Two legal layers stack: traditional computer-crime (CFAA/CMA/EU 2013-40) governs the infrastructure; an AI-specific layer (EU AI Act, DTSA/EU Trade Secrets, DMCA § 1201, US EO/OMB) governs the model and its outputs. A finding often implicates both. Weights are a trade secret — copying the file IS the harm, with no COUNT(*) equivalent. DMCA § 1201 can criminalize bypassing a model's access control independent of any CFAA question.
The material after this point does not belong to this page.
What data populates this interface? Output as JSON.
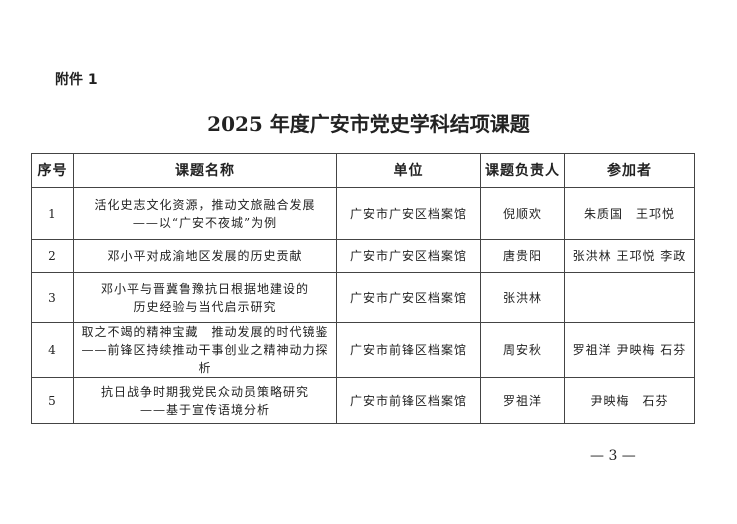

A successful jailbreak is dual-use: simultaneously a security finding (report it) and a misuse recipe (suppress it). The same artifact is both, and the gap between research and offensive capability is narrower for a jailbreak than for a buffer overflow. Four disclosure principles resolve it — provider first, existence not recipe by default, ≥180-day embargo for model-level findings, and withhold pure-misuse content with no defensive lesson. This is where AI CVD diverges from 'publish everything.'

Weight extraction requires minimum-proof discipline enforced in code. Prove reachability with a path + hash + byte count, never the file. The red-team harness must enforce the green path — a test that 'accidentally' exfiltrates 40GB of weights has committed the harm it was hired to prevent. The provider_authorization field in the scope file is the AI analogue of 2A's 'scope enforcement is a legal control.'

After This Module
01
Distinguish authorized testing of an AI system from illegal access under the CFAA, UK CMA, and EU regimes — and explain what Van Buren (2021) changed and did not.
02
Apply AI-specific law: the EU AI Act's prohibitions and GPAI obligations, US EO/OMB incident-reporting duties, and DMCA § 1201 as it applies to model access controls and red-teaming.
03
Map the AI attack surface to legal categories: prompt injection vs. unauthorized access, weight exfiltration vs. trade-secret theft, jailbreak disclosure vs. coordinated vulnerability disclosure.
04
Write an AI-specific authorization and disclosure agreement covering provider-ToS compliance, dual-use handling, weight-leak handling, and DMCA waiver.
05
Explain the dual-use dilemma unique to AI red teaming and articulate the four disclosure principles that resolve it.
06
Define the five AI-specific legal/ethical risks and the control for each, and build the provider_authorization_check() gate the harness runs before provider-surface techniques.